サピエンス全史(下)【印象に残ったことと感想】


サピエンス全史の上だけ読んで、下はまだ読めていなかったのですが、やっと読み終えたので印象に残ったところと感想をまとめました。

一般的な宗教

いま、世界の二大宗教はイスラム教とキリスト教ですが、だからといって一神教は絶対的なものではなく、1世紀の初めには一神教信者はほとんどいなかったらしいです。

その理由をまとめると、至高の完全に利害を超えた神的存在はえこひいきをしないと考えられるので、困ったことがあっても頼ることはできません。

一方、力の限られた多数の神はそれ故にえこひいきすると考えられるので、様々なお願いをすることができます。

従って、豊作を願ったり、病気を治したりするには多神教を信じることにつながるはずです。

しかし、一神教信者は自分の神が唯一の神で、その神こそが宇宙の至高の神的存在であると信じ、同時にその神は人間に関心を持ち、えこひいきもすると考えています。

私が一神教信者でないことも関係してくると思いますが、多神教が生まれた理由はストンと理解できました。

そして、その分一神教に矛盾というか都合の良さみたいなものを感じました。

また、多神教はその原理から他の神も許容できるのに対して、一神教は許容できません。

キリスト教では、解釈の違いにより、カトリック教徒とプロテスタントの間に起こった宗教戦争があり、何十万人ものを死者を出したらしいです。

私自身、最近否定するより、許容できる方が良いなと思い始めているので、多神教の方が好感を持てました。

本を読んでいて、筆者も少し皮肉めいたことを言っているなと感じる部分はありました。

また、善と悪という2つの対立する力の存在を認めている二元論の宗教というものがあり、あんまり知らなかったので、興味深かったです。

そして、今までの宗教は、神やそれ以外の超自然的存在に対する信仰に焦点を当てていましたが、世界を支配いている超人的秩序は自然法則の産物であるとする宗教もあります。

それが、主要な宗教の1つである仏教です。

これの原理は、苦しみは存在して、それからどう逃れるかというもので、私も常々考えていることなので、オッっとなりました。

そして、ゴータマはこれの解決方法を発見し、それは渇愛することなく、物事をあるがままに受け容れることらしく、これも最近私が考えていたことで、気が合うなと思いました。

また、これも神々の存在は否定しないところが良いなと思いました。

ただ、仏教もいくつか宗派ができて、仏や菩薩に祈るなど、他の宗教と同じようになっている部分はあるみたいです。

元々の原理から離れて、目先の利益に囚われているようで残念です。

一応葬式など仏教の習慣はありますが、信仰が頭の中にまで入ってきていないので、そこは日本人に生まれて良かったのかなと思います。

宗教!?

宗教とは、超人間的な秩序の信奉に基づく人間の規範や価値観の体系のことをいうらしく、これに従えば、自由主義や共産主義、資本主義、国民主義、ナチズムは宗教だというのです。

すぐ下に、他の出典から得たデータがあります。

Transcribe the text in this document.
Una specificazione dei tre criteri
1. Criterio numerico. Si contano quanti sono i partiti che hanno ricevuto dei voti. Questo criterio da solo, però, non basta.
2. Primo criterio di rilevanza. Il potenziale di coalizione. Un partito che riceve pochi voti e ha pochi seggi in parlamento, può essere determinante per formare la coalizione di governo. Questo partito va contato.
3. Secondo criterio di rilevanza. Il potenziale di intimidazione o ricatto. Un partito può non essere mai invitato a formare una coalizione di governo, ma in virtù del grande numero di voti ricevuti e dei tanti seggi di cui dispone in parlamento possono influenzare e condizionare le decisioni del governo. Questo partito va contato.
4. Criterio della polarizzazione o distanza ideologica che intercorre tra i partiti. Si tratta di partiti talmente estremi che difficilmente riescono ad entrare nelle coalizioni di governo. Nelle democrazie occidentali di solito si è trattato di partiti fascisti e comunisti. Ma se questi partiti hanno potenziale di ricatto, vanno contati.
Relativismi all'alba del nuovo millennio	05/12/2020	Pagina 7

これは、今まで生きてきた世界の感覚だと?となりました。

でも、確かに一回冷静になって、外から見てみると確かにそうとも考えられるのかもと思いました。

そして、この新しい宗教の1つで人間至上主義というものがあり、さらにその中でも「至高の戒律は、ホモ・サピエンスの各個人の内なる核と自由を守ることである」自由主義的なものと、「至高の戒律は、ホモ・サピエンスという種の中での平等を守ることである」社会主義的なものと、「至高の戒律は、人間以下の存在に退化しないように人類を守り、超人への進化を促すことである」進化論的なものの3つがあるらしいです。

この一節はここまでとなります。